Let’s imagine that Alfred Hitchcock‘s Vertigo (’58) never existed. Let’s also suppose that by way of some kind of odd exercise or experiment 100 present-tense directors (all ages, genders and persuasions) have been asked to write and shoot a thrilling scene in which a couple of male San Francisco cops (a detective and a uniformed beat cop) are chasing a thief across the rooftops.
Let’s also presume that a fair percentage of the directors would decide to show one of the cops falling to his death while the other slips and is seen hanging from a rain gutter, and with no apparent way of rescuing himself.
I guarantee you that 98% or 99% of these directors would end this scene conclusively by showing us what happens to the hanging-from-the-rain-gutter person.
They would either show the protagonist (a) falling to his death, (b) somehow making a great acrobatic lunge for safety and miraculously succeeding, or (c) being rescued at the last second by a late-arriving cop or a civilian bystander.
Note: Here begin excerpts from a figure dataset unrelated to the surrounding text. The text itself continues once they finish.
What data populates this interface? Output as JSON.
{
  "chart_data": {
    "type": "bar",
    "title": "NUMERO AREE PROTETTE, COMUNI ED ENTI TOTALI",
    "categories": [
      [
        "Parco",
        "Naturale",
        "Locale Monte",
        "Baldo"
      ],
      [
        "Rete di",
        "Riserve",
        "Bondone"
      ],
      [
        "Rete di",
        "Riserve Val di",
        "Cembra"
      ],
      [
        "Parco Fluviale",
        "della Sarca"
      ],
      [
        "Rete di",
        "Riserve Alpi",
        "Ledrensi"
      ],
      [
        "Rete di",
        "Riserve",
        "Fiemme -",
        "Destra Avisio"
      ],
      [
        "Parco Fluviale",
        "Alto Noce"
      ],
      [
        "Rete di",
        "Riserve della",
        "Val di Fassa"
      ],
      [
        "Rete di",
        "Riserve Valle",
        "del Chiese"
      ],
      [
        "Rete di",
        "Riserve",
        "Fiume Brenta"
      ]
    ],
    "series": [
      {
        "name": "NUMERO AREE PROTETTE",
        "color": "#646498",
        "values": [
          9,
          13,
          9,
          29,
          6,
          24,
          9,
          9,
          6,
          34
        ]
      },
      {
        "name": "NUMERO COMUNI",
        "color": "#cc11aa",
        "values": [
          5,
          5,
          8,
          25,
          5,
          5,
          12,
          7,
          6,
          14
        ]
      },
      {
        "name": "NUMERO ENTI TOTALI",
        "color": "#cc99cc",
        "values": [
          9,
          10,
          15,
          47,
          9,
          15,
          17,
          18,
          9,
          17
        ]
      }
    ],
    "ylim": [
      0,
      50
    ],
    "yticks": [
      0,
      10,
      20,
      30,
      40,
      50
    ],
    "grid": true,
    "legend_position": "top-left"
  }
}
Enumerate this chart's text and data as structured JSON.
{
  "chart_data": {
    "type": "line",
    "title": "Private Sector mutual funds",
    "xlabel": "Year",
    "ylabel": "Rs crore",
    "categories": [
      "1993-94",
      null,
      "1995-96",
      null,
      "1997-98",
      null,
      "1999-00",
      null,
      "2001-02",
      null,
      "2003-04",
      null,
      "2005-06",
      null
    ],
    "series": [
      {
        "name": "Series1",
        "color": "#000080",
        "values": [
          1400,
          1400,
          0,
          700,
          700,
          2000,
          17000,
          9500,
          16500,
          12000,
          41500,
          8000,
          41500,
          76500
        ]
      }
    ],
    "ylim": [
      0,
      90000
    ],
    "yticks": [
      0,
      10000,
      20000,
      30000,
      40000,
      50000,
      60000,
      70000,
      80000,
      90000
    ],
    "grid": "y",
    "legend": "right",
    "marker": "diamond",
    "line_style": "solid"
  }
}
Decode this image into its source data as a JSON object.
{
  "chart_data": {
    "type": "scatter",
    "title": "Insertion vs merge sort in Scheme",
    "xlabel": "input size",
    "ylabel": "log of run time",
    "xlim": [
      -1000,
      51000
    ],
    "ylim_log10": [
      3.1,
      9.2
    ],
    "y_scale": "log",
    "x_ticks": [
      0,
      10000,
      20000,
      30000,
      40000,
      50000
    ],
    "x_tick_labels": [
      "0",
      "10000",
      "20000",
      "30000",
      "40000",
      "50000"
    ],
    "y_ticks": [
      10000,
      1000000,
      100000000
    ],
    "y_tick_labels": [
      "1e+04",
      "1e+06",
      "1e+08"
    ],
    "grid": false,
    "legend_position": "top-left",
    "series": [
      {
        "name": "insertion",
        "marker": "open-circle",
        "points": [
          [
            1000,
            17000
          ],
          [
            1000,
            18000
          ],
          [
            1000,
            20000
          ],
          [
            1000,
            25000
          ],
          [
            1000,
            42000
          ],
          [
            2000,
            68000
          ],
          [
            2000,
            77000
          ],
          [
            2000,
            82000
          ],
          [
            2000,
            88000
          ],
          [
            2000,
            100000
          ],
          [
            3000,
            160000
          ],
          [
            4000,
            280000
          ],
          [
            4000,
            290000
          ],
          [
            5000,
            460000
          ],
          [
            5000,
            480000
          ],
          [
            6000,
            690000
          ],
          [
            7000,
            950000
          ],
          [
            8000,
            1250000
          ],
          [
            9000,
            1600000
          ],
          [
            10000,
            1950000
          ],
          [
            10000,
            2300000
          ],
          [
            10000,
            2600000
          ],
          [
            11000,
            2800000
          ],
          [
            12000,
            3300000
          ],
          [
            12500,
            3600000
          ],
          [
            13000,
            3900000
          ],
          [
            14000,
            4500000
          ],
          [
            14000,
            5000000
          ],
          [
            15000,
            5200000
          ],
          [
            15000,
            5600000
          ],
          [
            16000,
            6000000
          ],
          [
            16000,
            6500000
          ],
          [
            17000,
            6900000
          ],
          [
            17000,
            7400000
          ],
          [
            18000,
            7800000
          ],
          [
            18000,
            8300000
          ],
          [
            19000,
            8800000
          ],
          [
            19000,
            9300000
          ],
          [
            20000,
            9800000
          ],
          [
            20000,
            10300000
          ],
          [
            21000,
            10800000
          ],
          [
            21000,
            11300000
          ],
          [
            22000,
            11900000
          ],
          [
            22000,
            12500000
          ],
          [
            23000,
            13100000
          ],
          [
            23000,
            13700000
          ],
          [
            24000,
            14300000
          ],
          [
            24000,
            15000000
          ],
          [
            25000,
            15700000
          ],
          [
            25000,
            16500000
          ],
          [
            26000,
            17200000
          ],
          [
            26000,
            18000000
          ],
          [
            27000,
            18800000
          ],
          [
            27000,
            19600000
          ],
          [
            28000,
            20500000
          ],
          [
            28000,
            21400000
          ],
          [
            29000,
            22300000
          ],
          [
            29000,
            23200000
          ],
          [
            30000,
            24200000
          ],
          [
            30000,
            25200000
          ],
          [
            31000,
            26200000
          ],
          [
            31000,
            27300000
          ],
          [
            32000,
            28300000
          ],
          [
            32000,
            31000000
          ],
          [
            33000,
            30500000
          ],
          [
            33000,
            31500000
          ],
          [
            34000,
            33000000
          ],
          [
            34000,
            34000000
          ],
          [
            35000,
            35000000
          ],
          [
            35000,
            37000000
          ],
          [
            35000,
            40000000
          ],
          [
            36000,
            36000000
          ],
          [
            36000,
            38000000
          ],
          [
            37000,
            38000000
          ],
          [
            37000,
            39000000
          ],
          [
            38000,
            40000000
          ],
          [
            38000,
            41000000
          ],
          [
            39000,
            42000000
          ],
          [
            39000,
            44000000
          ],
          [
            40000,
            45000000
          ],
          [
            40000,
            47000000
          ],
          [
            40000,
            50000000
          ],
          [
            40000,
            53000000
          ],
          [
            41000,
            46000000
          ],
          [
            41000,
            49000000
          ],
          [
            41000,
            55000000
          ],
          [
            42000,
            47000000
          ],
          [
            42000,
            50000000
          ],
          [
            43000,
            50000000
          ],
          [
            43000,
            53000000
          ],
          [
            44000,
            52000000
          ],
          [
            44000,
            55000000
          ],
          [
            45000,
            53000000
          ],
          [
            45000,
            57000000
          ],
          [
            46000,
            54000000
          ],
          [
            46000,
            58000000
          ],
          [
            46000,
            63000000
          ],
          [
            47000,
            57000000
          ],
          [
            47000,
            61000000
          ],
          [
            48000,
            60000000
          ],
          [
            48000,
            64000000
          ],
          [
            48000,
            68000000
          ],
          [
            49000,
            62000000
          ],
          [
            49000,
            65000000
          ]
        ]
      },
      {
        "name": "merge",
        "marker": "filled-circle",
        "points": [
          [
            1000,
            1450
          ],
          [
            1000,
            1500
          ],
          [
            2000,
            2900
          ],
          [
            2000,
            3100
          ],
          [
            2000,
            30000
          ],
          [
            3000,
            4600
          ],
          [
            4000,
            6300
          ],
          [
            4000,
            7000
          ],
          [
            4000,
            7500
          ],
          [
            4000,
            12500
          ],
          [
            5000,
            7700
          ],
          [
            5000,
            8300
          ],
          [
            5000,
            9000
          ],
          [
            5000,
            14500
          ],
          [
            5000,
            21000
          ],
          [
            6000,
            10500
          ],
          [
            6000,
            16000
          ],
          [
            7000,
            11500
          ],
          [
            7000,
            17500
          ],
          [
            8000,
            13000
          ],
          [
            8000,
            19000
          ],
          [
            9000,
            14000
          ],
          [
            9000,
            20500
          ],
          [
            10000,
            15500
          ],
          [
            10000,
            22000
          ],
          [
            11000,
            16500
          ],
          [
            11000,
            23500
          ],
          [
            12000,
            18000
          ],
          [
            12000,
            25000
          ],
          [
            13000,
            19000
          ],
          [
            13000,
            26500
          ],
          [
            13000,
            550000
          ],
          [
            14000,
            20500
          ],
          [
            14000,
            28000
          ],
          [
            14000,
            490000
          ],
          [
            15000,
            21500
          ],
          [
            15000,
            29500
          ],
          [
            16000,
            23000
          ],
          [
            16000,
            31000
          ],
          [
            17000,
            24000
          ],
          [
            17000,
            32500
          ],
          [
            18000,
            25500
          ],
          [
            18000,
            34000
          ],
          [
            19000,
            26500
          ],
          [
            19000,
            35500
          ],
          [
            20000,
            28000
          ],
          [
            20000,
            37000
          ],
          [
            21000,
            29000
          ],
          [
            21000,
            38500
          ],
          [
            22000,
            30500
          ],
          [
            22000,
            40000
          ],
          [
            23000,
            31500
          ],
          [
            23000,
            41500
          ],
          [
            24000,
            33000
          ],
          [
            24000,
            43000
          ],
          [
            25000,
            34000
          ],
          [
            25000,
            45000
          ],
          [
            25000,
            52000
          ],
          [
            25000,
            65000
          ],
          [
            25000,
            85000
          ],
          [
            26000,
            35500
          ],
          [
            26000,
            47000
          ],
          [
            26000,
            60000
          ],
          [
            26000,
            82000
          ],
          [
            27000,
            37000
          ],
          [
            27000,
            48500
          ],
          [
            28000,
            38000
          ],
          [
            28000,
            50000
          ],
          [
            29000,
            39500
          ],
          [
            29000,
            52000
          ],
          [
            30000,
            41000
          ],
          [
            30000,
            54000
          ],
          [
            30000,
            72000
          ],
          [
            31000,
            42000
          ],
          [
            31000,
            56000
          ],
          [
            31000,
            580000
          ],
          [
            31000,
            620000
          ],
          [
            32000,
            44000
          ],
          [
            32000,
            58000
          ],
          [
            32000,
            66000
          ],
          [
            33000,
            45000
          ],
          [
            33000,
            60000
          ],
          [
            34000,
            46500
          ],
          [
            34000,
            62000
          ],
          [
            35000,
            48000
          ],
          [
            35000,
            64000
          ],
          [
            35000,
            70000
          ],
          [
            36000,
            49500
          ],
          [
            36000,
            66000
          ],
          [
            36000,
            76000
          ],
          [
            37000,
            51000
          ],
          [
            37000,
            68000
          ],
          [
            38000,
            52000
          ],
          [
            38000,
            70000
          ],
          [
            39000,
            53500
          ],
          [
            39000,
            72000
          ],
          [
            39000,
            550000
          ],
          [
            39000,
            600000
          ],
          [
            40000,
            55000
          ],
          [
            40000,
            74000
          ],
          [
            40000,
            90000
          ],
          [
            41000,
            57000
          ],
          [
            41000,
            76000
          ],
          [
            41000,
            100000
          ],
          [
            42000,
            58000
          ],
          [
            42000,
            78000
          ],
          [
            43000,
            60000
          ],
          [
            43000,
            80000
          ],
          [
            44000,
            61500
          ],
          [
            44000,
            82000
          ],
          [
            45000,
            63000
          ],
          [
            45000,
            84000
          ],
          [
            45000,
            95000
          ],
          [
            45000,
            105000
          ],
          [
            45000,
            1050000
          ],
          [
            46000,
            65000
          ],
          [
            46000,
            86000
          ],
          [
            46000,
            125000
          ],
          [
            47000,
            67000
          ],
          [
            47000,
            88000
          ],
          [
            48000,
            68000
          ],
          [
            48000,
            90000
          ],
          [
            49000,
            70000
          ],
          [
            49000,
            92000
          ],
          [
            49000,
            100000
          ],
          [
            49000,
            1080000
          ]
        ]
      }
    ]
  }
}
None of them, trust me, would end the scene without some kind of clear-cut, life-or-death payoff. They would never consider leaving the rain-gutter guy in some sort of existential limbo as the scene fades to black.
But Hitchcock did this, and that’s what makes Vertigo‘s very first sequence a piece of fascinating, unforgettable, bold-as-brass art.
What other film (crime, action, suspense, anything) has put a major character in serious jeopardy during an early scene, and has never shown us how he/she gets out of danger? Please name one or two.